Black died on his mother’s porch. He suffered a total of 43 blunt injuries during a struggle with the three officers, according to the lawsuit.

“I had to watch these police kill my son, as he pleaded for his life and called me. There are no words to describe the immense pain I will always feel when I look back on that tragic day, when I think of my son,” Jennell Black, Anton Black’s mother, said in a statement.

“No family should have to go through what we went through,” she added. “I hope the reforms within the police service will save lives and prevent any family from feeling the pain we feel every day.”

In addition to the three men implicated in Anton Black’s death – Ridgely Police Department Chief of Police Gary Manos; Thomas Webster IV, who at the time was an officer with the Greensboro Police Department; and Dennis Lannon, an officer with the Centerville Police Department — the suit named Michael Peyto, a former Greensboro police chief. Peyto pleaded guilty to misconduct charges related to his tenure as head of the department and allegedly did not tell a Maryland police commission hiring Webster that the officer had a history of allegations of excessive use of the strength.

Webster’s license to be an officer was revoked in 2019.

The lawsuit also accused officials from the Maryland Medical Examiner’s Office of covering up for the police. The medical examiner initially ruled that Anton Black’s death was an accident.

David Fowler, who was state medical examiner when Anton Black died, and Russell Alexander, who was deputy medical examiner, are accused of delaying the release of a toxicology report. The report showed that Anton Black had no drugs in his system, which contradicted the police’s initial account of the incident.

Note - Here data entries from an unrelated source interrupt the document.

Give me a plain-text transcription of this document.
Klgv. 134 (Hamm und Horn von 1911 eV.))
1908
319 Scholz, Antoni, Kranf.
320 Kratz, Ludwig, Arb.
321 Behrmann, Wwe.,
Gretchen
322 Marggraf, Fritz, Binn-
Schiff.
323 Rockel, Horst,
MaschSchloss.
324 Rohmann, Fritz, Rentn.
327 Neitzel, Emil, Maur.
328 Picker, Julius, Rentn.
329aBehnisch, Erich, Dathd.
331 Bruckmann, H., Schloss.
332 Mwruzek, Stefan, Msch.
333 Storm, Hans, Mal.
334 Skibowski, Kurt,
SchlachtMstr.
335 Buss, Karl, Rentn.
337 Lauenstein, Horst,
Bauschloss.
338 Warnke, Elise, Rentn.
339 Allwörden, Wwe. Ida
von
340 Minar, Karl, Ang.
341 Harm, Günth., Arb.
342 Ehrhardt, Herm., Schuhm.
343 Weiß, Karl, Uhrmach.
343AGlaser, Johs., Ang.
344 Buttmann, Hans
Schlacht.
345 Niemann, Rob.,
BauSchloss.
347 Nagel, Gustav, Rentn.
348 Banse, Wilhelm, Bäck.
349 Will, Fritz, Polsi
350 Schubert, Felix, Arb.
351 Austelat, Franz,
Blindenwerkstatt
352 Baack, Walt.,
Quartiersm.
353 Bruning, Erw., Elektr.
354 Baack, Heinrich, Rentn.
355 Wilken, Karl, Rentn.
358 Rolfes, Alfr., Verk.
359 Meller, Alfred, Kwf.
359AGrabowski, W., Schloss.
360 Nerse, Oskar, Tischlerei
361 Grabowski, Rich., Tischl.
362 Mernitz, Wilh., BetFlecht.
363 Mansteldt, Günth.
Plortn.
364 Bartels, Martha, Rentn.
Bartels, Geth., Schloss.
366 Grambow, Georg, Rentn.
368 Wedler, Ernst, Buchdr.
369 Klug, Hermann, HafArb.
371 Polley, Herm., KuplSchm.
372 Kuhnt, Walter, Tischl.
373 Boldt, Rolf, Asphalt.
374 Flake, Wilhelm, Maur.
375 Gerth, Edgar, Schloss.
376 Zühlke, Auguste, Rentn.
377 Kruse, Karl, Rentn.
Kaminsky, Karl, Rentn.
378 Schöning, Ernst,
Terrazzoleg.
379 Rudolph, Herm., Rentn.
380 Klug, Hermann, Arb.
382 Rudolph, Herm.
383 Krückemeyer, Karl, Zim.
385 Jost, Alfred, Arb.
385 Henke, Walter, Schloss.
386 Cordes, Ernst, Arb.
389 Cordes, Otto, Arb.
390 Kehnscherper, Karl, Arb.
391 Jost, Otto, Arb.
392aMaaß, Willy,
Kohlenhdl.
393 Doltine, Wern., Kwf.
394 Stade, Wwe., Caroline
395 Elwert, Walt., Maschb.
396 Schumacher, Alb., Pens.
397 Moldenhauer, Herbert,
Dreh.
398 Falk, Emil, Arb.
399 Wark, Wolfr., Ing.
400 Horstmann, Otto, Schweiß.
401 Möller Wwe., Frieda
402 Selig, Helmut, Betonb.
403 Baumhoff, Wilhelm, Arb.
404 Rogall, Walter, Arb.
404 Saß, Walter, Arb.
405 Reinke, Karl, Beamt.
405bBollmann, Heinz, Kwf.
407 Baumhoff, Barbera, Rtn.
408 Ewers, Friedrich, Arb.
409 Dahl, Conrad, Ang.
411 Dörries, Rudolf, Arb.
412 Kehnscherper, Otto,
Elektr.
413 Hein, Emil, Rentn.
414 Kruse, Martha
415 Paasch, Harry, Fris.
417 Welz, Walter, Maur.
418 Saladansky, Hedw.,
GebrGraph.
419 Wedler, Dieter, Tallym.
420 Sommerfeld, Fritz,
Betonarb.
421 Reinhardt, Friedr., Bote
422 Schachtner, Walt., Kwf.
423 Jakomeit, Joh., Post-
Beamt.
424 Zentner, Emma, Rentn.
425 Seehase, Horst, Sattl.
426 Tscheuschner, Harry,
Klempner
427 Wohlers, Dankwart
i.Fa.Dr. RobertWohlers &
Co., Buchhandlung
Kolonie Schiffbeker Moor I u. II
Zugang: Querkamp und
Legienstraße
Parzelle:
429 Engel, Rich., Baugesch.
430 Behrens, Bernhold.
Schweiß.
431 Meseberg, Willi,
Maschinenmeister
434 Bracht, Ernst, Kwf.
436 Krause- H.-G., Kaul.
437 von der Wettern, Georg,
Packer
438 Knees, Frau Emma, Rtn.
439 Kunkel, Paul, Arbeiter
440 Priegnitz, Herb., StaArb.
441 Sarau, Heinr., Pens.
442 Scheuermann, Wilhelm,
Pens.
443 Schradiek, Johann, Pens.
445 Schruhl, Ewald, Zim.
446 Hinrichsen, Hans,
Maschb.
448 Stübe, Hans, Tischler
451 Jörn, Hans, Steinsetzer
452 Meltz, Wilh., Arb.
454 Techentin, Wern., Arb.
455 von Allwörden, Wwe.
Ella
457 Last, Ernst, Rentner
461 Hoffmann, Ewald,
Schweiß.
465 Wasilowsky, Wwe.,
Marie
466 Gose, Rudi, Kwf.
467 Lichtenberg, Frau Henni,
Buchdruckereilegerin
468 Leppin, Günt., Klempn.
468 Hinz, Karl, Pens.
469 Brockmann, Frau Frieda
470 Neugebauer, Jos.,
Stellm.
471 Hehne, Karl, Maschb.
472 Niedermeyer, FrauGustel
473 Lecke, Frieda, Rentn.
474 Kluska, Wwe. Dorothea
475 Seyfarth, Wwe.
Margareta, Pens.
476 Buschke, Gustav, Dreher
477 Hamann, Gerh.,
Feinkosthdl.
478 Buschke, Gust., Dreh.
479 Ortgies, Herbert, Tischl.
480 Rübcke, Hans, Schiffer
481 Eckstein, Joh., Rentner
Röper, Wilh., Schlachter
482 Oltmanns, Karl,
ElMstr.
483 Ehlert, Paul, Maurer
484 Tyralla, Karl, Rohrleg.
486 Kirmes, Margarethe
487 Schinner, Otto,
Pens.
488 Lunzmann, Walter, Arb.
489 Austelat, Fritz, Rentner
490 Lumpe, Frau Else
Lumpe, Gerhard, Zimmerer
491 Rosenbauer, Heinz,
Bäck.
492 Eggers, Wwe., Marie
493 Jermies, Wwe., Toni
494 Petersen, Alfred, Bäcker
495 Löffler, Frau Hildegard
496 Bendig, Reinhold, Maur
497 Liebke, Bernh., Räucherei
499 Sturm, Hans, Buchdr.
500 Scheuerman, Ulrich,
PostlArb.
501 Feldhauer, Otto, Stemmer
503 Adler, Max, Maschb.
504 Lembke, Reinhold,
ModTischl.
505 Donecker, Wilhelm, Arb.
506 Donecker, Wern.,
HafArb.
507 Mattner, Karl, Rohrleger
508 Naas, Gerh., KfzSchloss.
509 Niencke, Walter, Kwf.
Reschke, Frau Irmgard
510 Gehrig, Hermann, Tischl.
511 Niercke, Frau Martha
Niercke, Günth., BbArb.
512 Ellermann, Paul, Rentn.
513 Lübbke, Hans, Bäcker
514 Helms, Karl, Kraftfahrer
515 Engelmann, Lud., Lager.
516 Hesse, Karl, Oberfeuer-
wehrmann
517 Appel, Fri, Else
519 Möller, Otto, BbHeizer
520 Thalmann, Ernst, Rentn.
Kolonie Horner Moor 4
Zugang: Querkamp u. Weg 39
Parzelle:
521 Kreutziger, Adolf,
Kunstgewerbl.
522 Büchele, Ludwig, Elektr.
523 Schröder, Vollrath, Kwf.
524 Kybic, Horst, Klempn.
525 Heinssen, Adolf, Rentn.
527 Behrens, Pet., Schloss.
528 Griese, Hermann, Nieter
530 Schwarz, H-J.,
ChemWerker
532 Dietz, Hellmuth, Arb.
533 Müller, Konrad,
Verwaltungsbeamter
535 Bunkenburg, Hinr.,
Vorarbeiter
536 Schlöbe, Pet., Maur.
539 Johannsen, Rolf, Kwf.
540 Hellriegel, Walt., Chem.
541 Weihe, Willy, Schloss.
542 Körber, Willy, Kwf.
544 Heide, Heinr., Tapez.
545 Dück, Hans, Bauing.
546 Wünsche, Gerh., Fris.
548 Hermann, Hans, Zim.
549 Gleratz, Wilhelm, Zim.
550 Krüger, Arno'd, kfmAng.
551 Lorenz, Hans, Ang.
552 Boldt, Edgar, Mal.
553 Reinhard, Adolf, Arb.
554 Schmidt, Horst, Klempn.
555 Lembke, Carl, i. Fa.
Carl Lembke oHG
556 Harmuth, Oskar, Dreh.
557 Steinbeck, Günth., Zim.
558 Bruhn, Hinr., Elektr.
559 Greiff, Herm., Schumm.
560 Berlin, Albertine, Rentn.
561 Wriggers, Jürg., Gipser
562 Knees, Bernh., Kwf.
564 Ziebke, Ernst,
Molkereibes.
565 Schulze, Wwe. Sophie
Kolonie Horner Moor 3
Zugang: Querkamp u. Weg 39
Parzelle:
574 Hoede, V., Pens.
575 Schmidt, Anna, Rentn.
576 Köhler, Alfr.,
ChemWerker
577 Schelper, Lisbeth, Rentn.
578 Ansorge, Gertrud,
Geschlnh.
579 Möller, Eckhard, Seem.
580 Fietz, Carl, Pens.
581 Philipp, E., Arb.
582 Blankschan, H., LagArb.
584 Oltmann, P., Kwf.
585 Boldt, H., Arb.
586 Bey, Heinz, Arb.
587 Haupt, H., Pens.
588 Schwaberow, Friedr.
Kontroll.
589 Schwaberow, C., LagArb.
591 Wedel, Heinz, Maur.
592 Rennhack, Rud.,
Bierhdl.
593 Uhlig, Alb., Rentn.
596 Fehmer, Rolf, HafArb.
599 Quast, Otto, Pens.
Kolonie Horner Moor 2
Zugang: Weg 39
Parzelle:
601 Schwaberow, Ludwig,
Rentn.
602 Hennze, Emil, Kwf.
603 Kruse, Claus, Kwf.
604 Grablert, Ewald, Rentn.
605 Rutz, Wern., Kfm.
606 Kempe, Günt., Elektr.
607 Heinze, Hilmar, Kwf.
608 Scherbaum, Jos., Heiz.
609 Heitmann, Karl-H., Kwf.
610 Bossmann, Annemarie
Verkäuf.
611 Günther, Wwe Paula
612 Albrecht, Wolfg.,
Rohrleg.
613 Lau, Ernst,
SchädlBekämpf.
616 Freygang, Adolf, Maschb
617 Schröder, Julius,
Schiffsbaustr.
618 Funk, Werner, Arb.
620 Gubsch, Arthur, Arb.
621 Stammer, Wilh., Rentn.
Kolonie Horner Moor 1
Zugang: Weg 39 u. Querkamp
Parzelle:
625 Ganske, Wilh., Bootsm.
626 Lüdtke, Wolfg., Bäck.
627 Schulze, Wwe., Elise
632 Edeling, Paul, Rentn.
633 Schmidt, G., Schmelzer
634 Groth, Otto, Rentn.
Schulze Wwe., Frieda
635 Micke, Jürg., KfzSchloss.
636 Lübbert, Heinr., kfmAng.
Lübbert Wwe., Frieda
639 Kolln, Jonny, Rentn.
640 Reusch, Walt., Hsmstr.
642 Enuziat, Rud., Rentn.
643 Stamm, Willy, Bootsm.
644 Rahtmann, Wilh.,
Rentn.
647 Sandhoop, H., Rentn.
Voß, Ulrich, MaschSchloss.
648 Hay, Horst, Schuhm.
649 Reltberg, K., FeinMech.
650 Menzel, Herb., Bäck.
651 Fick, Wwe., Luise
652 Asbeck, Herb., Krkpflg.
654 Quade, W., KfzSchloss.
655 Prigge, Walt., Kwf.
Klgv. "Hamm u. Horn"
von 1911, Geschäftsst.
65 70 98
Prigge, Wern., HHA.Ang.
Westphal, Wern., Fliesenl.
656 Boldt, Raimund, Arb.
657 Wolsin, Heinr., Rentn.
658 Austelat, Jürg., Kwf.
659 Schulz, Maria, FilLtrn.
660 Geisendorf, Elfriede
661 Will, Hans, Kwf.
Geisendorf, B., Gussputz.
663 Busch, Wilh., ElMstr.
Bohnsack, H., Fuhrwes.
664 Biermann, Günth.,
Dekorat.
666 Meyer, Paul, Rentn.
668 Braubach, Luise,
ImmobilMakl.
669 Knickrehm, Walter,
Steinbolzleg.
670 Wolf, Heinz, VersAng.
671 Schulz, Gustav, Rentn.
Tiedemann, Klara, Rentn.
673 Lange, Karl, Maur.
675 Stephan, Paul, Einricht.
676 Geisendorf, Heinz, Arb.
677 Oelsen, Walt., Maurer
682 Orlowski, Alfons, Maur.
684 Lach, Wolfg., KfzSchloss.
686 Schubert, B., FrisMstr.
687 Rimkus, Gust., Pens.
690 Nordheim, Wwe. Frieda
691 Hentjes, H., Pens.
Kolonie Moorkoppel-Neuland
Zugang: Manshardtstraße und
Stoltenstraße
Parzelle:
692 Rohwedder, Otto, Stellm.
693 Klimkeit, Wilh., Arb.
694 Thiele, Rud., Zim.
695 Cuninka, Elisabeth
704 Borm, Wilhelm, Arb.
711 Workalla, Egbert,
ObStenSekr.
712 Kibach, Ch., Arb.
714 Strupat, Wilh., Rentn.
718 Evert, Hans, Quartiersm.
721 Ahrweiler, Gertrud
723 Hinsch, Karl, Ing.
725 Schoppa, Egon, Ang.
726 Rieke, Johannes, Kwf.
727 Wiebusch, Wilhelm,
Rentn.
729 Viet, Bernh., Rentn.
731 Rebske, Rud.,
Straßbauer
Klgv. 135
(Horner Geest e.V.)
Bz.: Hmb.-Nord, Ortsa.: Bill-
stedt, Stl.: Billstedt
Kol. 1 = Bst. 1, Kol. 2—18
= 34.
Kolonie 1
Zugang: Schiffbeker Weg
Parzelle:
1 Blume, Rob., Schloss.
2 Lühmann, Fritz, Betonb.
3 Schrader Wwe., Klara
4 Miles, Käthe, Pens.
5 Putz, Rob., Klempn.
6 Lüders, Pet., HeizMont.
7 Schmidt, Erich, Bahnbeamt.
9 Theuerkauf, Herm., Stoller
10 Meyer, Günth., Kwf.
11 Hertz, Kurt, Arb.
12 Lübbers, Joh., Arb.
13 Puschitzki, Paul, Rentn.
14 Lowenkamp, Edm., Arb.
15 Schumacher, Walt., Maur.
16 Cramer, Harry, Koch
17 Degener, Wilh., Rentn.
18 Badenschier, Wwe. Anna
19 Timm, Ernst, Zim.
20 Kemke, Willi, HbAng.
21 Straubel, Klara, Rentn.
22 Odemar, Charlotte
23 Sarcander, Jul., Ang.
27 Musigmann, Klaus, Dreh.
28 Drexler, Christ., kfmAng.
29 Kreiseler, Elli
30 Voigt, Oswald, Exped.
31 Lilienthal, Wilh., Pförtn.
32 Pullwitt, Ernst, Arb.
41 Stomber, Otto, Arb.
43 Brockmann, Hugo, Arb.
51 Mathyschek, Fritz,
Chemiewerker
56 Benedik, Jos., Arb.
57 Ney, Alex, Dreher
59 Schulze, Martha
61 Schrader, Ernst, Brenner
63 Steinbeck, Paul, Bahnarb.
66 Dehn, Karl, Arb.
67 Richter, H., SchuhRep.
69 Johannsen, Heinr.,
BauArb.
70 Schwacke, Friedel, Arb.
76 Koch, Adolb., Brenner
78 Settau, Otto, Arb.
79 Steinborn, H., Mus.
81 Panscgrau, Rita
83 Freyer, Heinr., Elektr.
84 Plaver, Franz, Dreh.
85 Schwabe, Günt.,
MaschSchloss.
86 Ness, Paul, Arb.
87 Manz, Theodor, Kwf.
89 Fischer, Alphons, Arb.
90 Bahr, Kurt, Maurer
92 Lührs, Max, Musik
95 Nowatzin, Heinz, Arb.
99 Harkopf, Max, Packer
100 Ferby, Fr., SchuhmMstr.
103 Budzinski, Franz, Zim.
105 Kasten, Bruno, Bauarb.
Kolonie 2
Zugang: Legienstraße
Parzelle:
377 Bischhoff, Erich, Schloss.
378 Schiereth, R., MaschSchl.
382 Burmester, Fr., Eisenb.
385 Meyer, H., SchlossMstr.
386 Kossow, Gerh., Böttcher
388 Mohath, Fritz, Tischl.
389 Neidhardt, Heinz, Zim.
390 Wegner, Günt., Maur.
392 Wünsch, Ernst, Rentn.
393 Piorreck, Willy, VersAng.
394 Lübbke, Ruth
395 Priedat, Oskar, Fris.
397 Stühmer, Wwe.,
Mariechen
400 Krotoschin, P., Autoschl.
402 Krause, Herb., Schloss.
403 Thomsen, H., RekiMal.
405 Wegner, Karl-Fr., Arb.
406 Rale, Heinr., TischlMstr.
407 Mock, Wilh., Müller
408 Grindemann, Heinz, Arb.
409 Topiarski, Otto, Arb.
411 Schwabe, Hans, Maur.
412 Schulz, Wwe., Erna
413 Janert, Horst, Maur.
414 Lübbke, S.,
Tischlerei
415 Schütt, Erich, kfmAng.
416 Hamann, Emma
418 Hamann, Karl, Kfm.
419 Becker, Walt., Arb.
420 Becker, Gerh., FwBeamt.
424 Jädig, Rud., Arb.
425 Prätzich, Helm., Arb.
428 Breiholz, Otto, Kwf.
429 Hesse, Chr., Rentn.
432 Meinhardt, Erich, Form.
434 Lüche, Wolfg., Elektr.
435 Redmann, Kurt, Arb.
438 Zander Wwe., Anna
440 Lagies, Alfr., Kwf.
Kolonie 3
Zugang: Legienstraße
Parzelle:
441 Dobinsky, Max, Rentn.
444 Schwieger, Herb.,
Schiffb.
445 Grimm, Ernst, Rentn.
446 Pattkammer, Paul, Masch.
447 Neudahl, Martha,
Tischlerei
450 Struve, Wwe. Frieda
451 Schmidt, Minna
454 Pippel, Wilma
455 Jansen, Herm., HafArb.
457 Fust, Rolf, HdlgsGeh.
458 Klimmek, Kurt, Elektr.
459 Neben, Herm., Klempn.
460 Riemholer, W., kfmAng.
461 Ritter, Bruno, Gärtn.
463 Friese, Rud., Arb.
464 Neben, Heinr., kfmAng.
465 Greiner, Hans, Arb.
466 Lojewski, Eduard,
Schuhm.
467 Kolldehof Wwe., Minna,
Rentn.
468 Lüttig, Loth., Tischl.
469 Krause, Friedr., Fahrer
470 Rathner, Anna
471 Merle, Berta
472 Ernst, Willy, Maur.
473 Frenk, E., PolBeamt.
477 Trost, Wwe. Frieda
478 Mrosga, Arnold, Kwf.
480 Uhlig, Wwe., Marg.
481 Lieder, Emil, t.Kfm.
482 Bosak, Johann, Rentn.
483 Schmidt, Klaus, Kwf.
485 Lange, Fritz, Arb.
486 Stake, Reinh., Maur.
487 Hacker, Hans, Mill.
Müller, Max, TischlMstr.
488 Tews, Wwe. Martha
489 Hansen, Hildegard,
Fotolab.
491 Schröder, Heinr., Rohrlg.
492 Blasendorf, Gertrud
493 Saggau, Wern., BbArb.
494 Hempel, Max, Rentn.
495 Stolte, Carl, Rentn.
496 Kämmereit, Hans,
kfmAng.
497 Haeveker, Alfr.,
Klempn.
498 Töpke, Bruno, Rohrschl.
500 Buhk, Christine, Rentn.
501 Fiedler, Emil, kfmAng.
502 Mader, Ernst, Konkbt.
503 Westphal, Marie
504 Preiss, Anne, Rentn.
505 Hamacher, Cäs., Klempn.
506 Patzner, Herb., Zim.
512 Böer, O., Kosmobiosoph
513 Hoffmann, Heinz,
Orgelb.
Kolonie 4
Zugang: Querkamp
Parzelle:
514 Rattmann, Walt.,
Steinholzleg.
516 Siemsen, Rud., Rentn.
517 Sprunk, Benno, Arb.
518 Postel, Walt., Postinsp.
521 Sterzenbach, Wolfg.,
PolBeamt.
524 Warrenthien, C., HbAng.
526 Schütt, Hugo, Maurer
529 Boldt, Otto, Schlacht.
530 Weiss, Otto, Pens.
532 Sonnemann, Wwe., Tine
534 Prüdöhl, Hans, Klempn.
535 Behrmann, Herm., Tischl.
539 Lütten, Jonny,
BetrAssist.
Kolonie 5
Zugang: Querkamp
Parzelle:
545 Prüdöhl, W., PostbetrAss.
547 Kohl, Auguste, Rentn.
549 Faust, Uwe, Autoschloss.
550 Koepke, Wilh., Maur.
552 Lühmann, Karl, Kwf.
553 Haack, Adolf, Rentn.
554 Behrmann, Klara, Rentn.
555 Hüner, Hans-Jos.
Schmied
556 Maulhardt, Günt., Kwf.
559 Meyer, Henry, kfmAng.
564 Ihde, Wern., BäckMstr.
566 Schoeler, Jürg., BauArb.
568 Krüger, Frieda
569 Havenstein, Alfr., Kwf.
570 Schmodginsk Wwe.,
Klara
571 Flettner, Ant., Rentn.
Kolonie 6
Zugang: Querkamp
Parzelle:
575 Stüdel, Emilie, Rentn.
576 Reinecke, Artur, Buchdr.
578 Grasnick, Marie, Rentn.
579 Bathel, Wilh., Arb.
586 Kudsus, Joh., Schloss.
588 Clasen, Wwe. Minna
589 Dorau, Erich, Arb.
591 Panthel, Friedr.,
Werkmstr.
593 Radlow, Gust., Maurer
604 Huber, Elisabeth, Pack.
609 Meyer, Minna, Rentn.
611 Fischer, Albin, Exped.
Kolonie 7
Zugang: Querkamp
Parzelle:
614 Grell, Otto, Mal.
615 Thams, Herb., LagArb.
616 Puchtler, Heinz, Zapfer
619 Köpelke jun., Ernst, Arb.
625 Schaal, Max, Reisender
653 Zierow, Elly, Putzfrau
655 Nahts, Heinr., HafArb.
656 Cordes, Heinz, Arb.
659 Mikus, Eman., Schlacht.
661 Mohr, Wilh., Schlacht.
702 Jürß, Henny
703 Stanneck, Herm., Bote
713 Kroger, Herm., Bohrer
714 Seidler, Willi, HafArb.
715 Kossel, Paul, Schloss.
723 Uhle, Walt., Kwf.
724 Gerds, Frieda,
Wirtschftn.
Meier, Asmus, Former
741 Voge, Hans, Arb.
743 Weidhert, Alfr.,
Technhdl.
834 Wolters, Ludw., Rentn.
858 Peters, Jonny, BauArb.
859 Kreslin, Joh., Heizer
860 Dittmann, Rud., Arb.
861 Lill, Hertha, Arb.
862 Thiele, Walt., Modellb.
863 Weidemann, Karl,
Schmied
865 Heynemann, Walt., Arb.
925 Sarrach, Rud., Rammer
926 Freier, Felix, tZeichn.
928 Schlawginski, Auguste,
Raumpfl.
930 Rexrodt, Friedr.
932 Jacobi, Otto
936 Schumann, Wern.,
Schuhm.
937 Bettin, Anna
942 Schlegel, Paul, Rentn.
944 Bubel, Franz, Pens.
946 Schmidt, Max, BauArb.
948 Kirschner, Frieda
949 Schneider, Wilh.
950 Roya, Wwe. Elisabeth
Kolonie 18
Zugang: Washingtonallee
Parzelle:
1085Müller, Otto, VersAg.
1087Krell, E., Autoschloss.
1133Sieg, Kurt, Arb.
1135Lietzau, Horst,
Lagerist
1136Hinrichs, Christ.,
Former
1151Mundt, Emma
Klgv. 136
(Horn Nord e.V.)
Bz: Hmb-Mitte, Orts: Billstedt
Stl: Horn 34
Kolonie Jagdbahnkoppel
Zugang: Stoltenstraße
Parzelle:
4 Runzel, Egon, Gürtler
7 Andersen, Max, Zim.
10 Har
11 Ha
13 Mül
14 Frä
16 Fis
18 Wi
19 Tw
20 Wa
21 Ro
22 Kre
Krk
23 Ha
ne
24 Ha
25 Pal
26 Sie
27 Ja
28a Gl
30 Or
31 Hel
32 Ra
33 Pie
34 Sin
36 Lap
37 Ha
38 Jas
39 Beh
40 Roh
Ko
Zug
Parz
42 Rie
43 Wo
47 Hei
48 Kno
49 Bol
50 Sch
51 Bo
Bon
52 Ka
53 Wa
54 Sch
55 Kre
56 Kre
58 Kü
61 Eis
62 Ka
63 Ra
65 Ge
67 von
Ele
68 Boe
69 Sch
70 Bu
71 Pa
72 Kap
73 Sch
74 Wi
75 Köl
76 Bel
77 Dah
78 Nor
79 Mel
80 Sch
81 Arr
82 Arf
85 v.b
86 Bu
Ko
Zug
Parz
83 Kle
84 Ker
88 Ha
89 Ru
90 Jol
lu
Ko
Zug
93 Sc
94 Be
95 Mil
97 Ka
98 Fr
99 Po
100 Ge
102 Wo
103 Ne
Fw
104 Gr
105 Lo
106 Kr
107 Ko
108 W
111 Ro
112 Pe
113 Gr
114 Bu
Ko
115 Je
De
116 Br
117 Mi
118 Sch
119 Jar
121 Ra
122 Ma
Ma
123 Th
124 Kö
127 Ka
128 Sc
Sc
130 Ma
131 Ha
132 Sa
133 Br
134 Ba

Fowler was called to testify in the 2021 murder trial for Derek Chauvin, who was convicted of murdering Floyd in Minneapolis, because of his expertise in death rulings in police custody. Following Chauvin’s conviction, more than 400 medical professionals wrote a letter to Maryland Attorney General Brian Frosh’s office and questioned Fowler’s teachings and practices; Frosh’s office announced an independent review of deaths in custody during Fowler’s 17 years in office.

The litigation with the Maryland Medical Examiner’s Office is still ongoing, a spokesperson for the ACLU of Maryland told HuffPost.

But Richard Potter, a member of the Coalition For Justice For Anton Black, said in a statement that the partial settlement was a step forward for the family.

“The family and our coalition have worked tirelessly to bring accountability to Anton Black’s case and to prevent this kind of tragedy from happening again in our community,” the statement said. “Today, we hope that by reforming these local police departments, we will begin to move one step closer in the right direction, away from white supremacy and closer to a nation of true equality and justice.”